Or: Let’s mash up Electric Bastionland with The Bungeon.
Weekends in lockdown has afforded me the opportunity to try out a lot more different games than usual. My weekly sessions are generally longer campaigns (a few months at least), but with everyone being homebound lately, it’s been relatively easy to put together one-shots on Saturdays.
I’ve run games of Hypertellurians (playtesting a new adventure), overseen hexcrawls in deepest Sarkash in Mörk Borg, helped guide player characters through the treacherous floors in the Blancmange & Thistle (via Troika!), and just now, finished an interesting games mashup.
Not too long ago I received the Night Yeast zine, and it’s a thing of beauty. Tactile, with a certain roughness, beautiful anarchic design, and full of compact but grand ideas. Right on the back is a dungeon by Karl Stjernberg called the Bungeon, and—you guessed it—it’s all about baked goods.
Shortely thereafter my copy of Electric Bastionland arrived too, a system and setting, but most of all, a collection of 100 failed careers (what you might equate to classed in other games). These immediately looked like so much fun. Electric Bastionland has very simple mechanics, so you can really focus on the ideas and the story, which I’ve found paramount for my one-shot games.
So when it came to choosing a new game to run, I thought about mashing up the two: take the system of Electric Bastionland, transpose it to a medieval fantasy setting (this involved only very small tweaks, and skipping one failed career because I was too lazy to adapt it), use the Bungeon as the adventure location, and dress the whole thing up in a framing story made largely from puns.
I should note that the text below contains spoilers for the Bungeon!
Thus, it came to pass that our characters were all down on their luck, out of a job, and saddled with life-changing debts. Luckily, the local sensational restaurant, the Breadnought Bakery & Bistro, and its famous proprietor, the Gastrognome (thanks Luka Rejec), was looking for a group of foolhardy heroes with nothing to lose, and was willing to pay enough to cover everyone’s debts and even leave some to start a new life.

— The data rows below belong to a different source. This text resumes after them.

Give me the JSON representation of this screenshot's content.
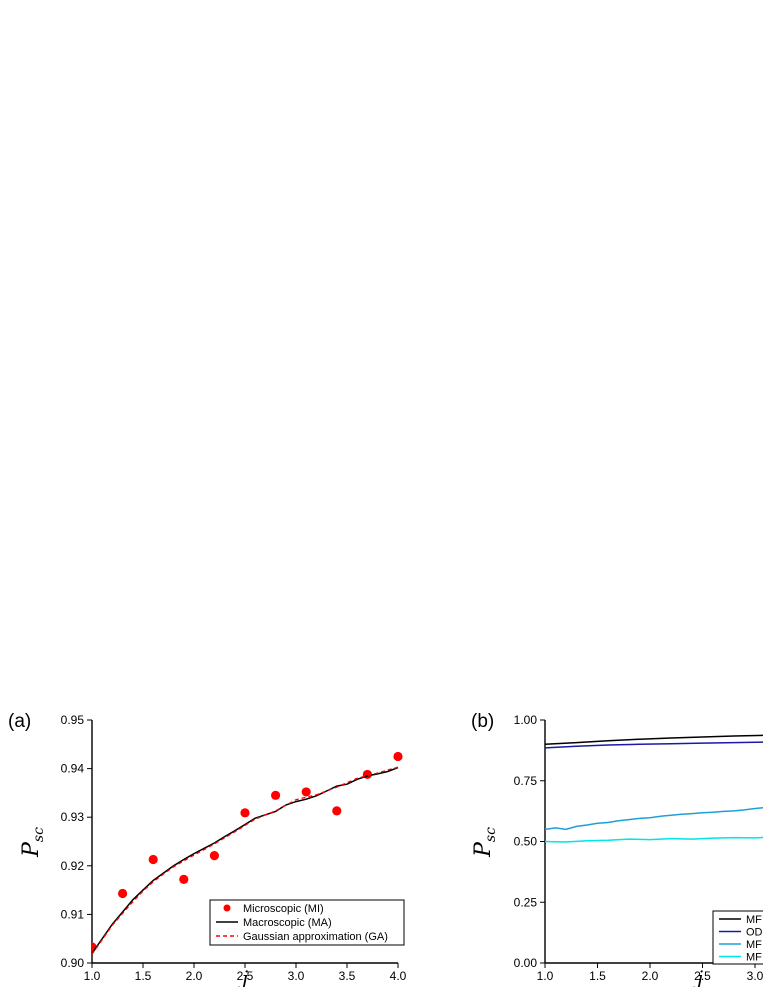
{
  "chart_data": [
    {
      "panel_label": "(a)",
      "type": "line",
      "xlabel": "j",
      "ylabel_main": "P",
      "ylabel_sub": "sc",
      "xlim": [
        1.0,
        4.0
      ],
      "ylim": [
        0.9,
        0.95
      ],
      "xticks": [
        "1.0",
        "1.5",
        "2.0",
        "2.5",
        "3.0",
        "3.5",
        "4.0"
      ],
      "yticks": [
        "0.90",
        "0.91",
        "0.92",
        "0.93",
        "0.94",
        "0.95"
      ],
      "legend_position": "bottom-right",
      "series": [
        {
          "name": "Microscopic (MI)",
          "style": "markers",
          "color": "#ff0000",
          "x": [
            1.0,
            1.3,
            1.6,
            1.9,
            2.2,
            2.5,
            2.8,
            3.1,
            3.4,
            3.7,
            4.0
          ],
          "y": [
            0.9033,
            0.9143,
            0.9213,
            0.9172,
            0.9221,
            0.9309,
            0.9345,
            0.9352,
            0.9313,
            0.9388,
            0.9425
          ]
        },
        {
          "name": "Macroscopic (MA)",
          "style": "solid",
          "color": "#000000",
          "x": [
            1.0,
            1.05,
            1.1,
            1.2,
            1.3,
            1.4,
            1.5,
            1.6,
            1.7,
            1.8,
            1.9,
            2.0,
            2.1,
            2.2,
            2.3,
            2.4,
            2.5,
            2.6,
            2.7,
            2.8,
            2.9,
            3.0,
            3.1,
            3.2,
            3.3,
            3.4,
            3.5,
            3.6,
            3.7,
            3.8,
            3.9,
            4.0
          ],
          "y": [
            0.902,
            0.9035,
            0.905,
            0.908,
            0.9105,
            0.913,
            0.915,
            0.917,
            0.9185,
            0.92,
            0.9213,
            0.9225,
            0.9236,
            0.9247,
            0.926,
            0.9272,
            0.9285,
            0.9298,
            0.9305,
            0.9312,
            0.9325,
            0.9332,
            0.9337,
            0.9344,
            0.9354,
            0.9364,
            0.9368,
            0.9378,
            0.9385,
            0.9389,
            0.9394,
            0.9402
          ]
        },
        {
          "name": "Gaussian approximation (GA)",
          "style": "dashed",
          "color": "#ff0000",
          "x": [
            1.0,
            1.1,
            1.2,
            1.3,
            1.4,
            1.5,
            1.6,
            1.7,
            1.8,
            1.9,
            2.0,
            2.2,
            2.4,
            2.6,
            2.8,
            3.0,
            3.2,
            3.4,
            3.6,
            3.8,
            4.0
          ],
          "y": [
            0.9018,
            0.9048,
            0.9078,
            0.9102,
            0.9126,
            0.9148,
            0.9167,
            0.9183,
            0.9198,
            0.921,
            0.9222,
            0.9245,
            0.927,
            0.9296,
            0.9313,
            0.9336,
            0.9346,
            0.9362,
            0.938,
            0.9391,
            0.9403
          ]
        }
      ]
    },
    {
      "panel_label": "(b)",
      "type": "line",
      "xlabel": "j",
      "ylabel_main": "P",
      "ylabel_sub": "sc",
      "xlim": [
        1.0,
        4.0
      ],
      "ylim": [
        0.0,
        1.0
      ],
      "xticks": [
        "1.0",
        "1.5",
        "2.0",
        "2.5",
        "3.0"
      ],
      "yticks": [
        "0.00",
        "0.25",
        "0.50",
        "0.75",
        "1.00"
      ],
      "legend_position": "bottom-right",
      "series": [
        {
          "name": "MF",
          "style": "solid",
          "color": "#000000",
          "x": [
            1.0,
            1.3,
            1.6,
            1.9,
            2.2,
            2.5,
            2.8,
            3.1
          ],
          "y": [
            0.9,
            0.907,
            0.915,
            0.921,
            0.926,
            0.93,
            0.934,
            0.937
          ]
        },
        {
          "name": "OD",
          "style": "solid",
          "color": "#1a1aa6",
          "x": [
            1.0,
            1.3,
            1.6,
            1.9,
            2.2,
            2.5,
            2.8,
            3.1
          ],
          "y": [
            0.885,
            0.892,
            0.897,
            0.9,
            0.902,
            0.905,
            0.907,
            0.909
          ]
        },
        {
          "name": "MF",
          "style": "solid",
          "color": "#1f9fd6",
          "x": [
            1.0,
            1.1,
            1.2,
            1.3,
            1.4,
            1.5,
            1.6,
            1.7,
            1.8,
            1.9,
            2.0,
            2.1,
            2.2,
            2.3,
            2.4,
            2.5,
            2.6,
            2.7,
            2.8,
            2.9,
            3.0,
            3.1
          ],
          "y": [
            0.55,
            0.556,
            0.55,
            0.562,
            0.568,
            0.575,
            0.578,
            0.585,
            0.59,
            0.595,
            0.598,
            0.604,
            0.608,
            0.612,
            0.615,
            0.618,
            0.62,
            0.624,
            0.626,
            0.63,
            0.636,
            0.64
          ]
        },
        {
          "name": "MF",
          "style": "solid",
          "color": "#00e5e5",
          "x": [
            1.0,
            1.2,
            1.4,
            1.6,
            1.8,
            2.0,
            2.2,
            2.4,
            2.6,
            2.8,
            3.0,
            3.1
          ],
          "y": [
            0.5,
            0.498,
            0.503,
            0.505,
            0.51,
            0.508,
            0.512,
            0.51,
            0.514,
            0.516,
            0.515,
            0.517
          ]
        }
      ]
    }
  ]
}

You see, although his establishment is famed in the region, it’s no reason for the Gastrognome to rest on his laurels (delicious though they may be). Like other bakeries, he refers to “Powder Piegella’s Precious Puddings”, the standard in the industry, but moreso, he has determined that Piegella’s recipes imply the existence of an ur-recipe upon which all of her glorious pastries are based. Not only that, but in her hubris she’s even hidden clues to the whereabouts of this recipe within her book.
And now the Gastrognome has deciphered them.
Immediately he dispatched his sous-chef Stasia, along with two bakery bouncers, to retrieve it, but they did not return. So now it falls to the heroes to try and retrieve the recipe (and its 5 ingredients). Oh yes, and maybe also the sous-chef, if they happen to stumble upon her.
To improve the heroes’ chances, the Gastrognome was willing to provide transport (an old mule, a cranky donkey with a cart just big enough for a Good Dog, and, yes, a bull), a bun-derbluss with a basket of calcified bun-pellets, and up to 3 spell scrolls. For the latter, I had just the other day received the PDF for a stretch goal in the Deep Carbon Observatory Remastered Kickstarter campaign: a supplement of spells called Feast of Bukako. And what a feast it is. The spells therein are so much fun. I determined them randomly and came up with a spell that summoned a whale (and let anyone standing in its mouth breathe underwater), one that made a talisman glow (the Good Dog character in this case) and pulled the caster towards the sun, locked in a flying struggle for the duration, and one that lets the caster fuse an object to where their hand should be.
I’d decided the fate of the sous-chef Stasia and her bouncers already. One bouncer triggered a trap at the entrance to the Bungeon: an explosion of flour, filling his lungs, and leaving his outline amid the flour splash on the door. The characters discovered his body in a hastily assembled cairn outside the structure, the stones displaying white flour handprints.
The second bouncer, I’d decided had lost his leg to the snoozing oven, before falling into the pit trap with the sharpened breadsticks, while Stasia herself had been baked into the Loathing Loaf and had been trying to eat her way out for a day already, by the time the characters arrived. Also, I made the Loaf very erudite, merely a day old, questioning its existence and creation, and complaining of “stomach” aches, on account of the baked in Stasia.
In the end we’d had so much fun. The Electric Bastionland rules really stayed out of the way. The failed careers had just enough meat on them to keep the characters interesting for the adventure, and the random spells added a lot of opportunity to every decision. Our party consisted of a Good Dog (yes, a dog, smart but still a dog), a failed critic (now in hiding), a gutter minder with a lizard people obsession, and a farm saboteur with a flame thrower (alchemical).
I rolled the damage dice as listed in the Bungeon, which made everything particularly deadly for Electric Bastionland characters, but I also let them regain 1d6 ability/hit points for hugging the Good Dog (once per day). No character died, though many came extremely close.
The whole setup worked really well. I’m very much looking forward to what game/adventure/framing device combination I can run next!